When the game finally started, twenty minutes late, Spud was off his game, giving up three walks and a run in the first inning. He settled down, but was equaled by Mickey Harris, who held the Yanks to three hits. The game was decided on an error by Rizzuto. His boot allowed two unearned runs to score in the fifth, and that was enough for Boston to win the game and silence the huge crowd, who presumably consoled themselves by taking the subway down to Ohrbach’s to stock up on cabana wear before Sunday dinner.
Chapter 15
Casualties
Both teams headed west after the game. The Sox trained as usual to Chicago. The Yankees embarked on a thirteen-game road trip, one that began in the far west, meaning St. Louis, the historic Gateway to the Frontier. Ordinarily, the team would have hopped on a train a couple of hours after the final out, off on a journey that would last roughly an entire day, give or take a couple of hours. Instead, MacPhail decided it was time for his team to fly.

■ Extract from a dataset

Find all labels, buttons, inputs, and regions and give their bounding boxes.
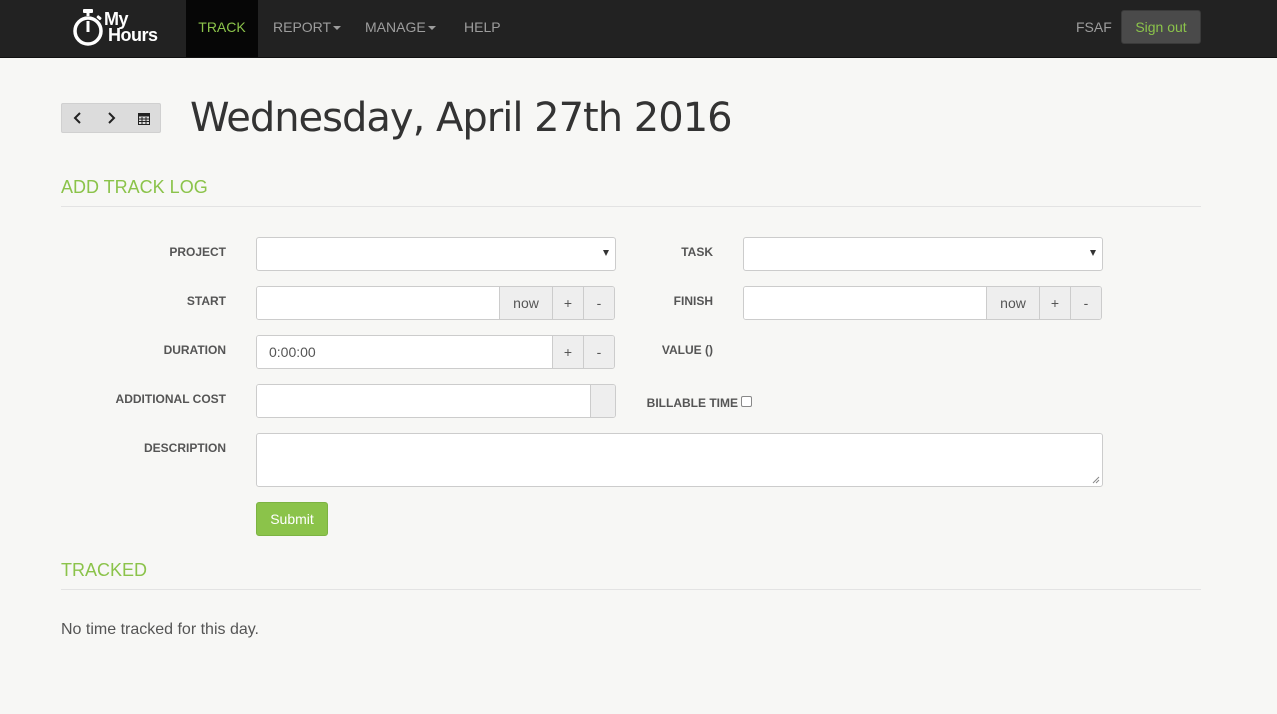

It wasn’t the first time Mac had flown a team of his from one park to another. He had experimented with the new mode of transport back
in the thirties with Columbus and the Reds, and the Yankees had of course flown that spring to Panama. The press dubbed it “MacPhail’s Flying Circus,” and the owner soaked up the publicity. But this was different. Mac was making flight the preferred mode of transport on all road trips, save for northeast-corridor jaunts. To MacPhail, there was a decided tactical advantage to shortening a trip from twenty-four hours to five. The guys would get a good night’s sleep in town and make their leisurely way to Sportsman’s Park, rather than try to grab winks while rocking through the Midwest countryside.
The Yankees gathered at LaGuardia Field for the flight minus four players, including pitcher Red Ruffing and player-coach Frank Crosetti, who refused to fly (their train would then be delayed, and the quintet barely made it to Sportsman’s Park on time). At the airfield, the team boarded the Yankee Mainliner, a forty-four-seat, four-engine C-54 converted cargo plane contracted from United Air Lines. Mac made sure the beer flowed aboard the plane, distracting anyone with pteromerhanophobia.

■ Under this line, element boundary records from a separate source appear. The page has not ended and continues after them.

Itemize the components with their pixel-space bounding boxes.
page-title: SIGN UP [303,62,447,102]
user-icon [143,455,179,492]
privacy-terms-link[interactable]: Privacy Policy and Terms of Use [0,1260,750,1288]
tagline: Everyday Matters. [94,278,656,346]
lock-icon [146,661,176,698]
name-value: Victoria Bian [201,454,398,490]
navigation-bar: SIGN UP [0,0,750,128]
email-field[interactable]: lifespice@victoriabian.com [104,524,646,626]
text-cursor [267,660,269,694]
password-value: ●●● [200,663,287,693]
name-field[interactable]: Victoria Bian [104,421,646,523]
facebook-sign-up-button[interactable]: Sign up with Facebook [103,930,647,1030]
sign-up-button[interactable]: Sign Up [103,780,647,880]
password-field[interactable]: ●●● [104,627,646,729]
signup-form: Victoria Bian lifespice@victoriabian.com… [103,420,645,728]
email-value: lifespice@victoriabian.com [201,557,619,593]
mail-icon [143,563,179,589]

One could hardly blame Red and Crow for refusing to take to the air. Flying in 1946 was hardly for the faint of heart, and the nascent commercial aviation industry didn’t inspire much confidence. “Like many other youthful veterans of WWII, commercial aviation is having difficulty finding civilian attire to fit,” Alvin H. Goldstein wrote in St. Louis, the prewar industry center and Charles Lindbergh’s spiritual home.
There was huge demand for flights, but a shortage of airworthy planes. The pace of refitting military aircraft for civilian use was painfully slow, and shortages plagued the airlines. Airfields were stacked with planes trying to land, but a lack of controllers often meant that planes spent as much time over the field waiting to land as they did on the journey itself. Only critical fuel situations hastened landings, and pilots often dumped gasoline en route to ensure an on-time arrival. Weather delays were endless, and a sizable percentage of commercial craft was unable to climb above the clouds to the smooth sailing in the stratosphere, subjecting paying customers to horrendous turbulence and frequent returns to the point of departure.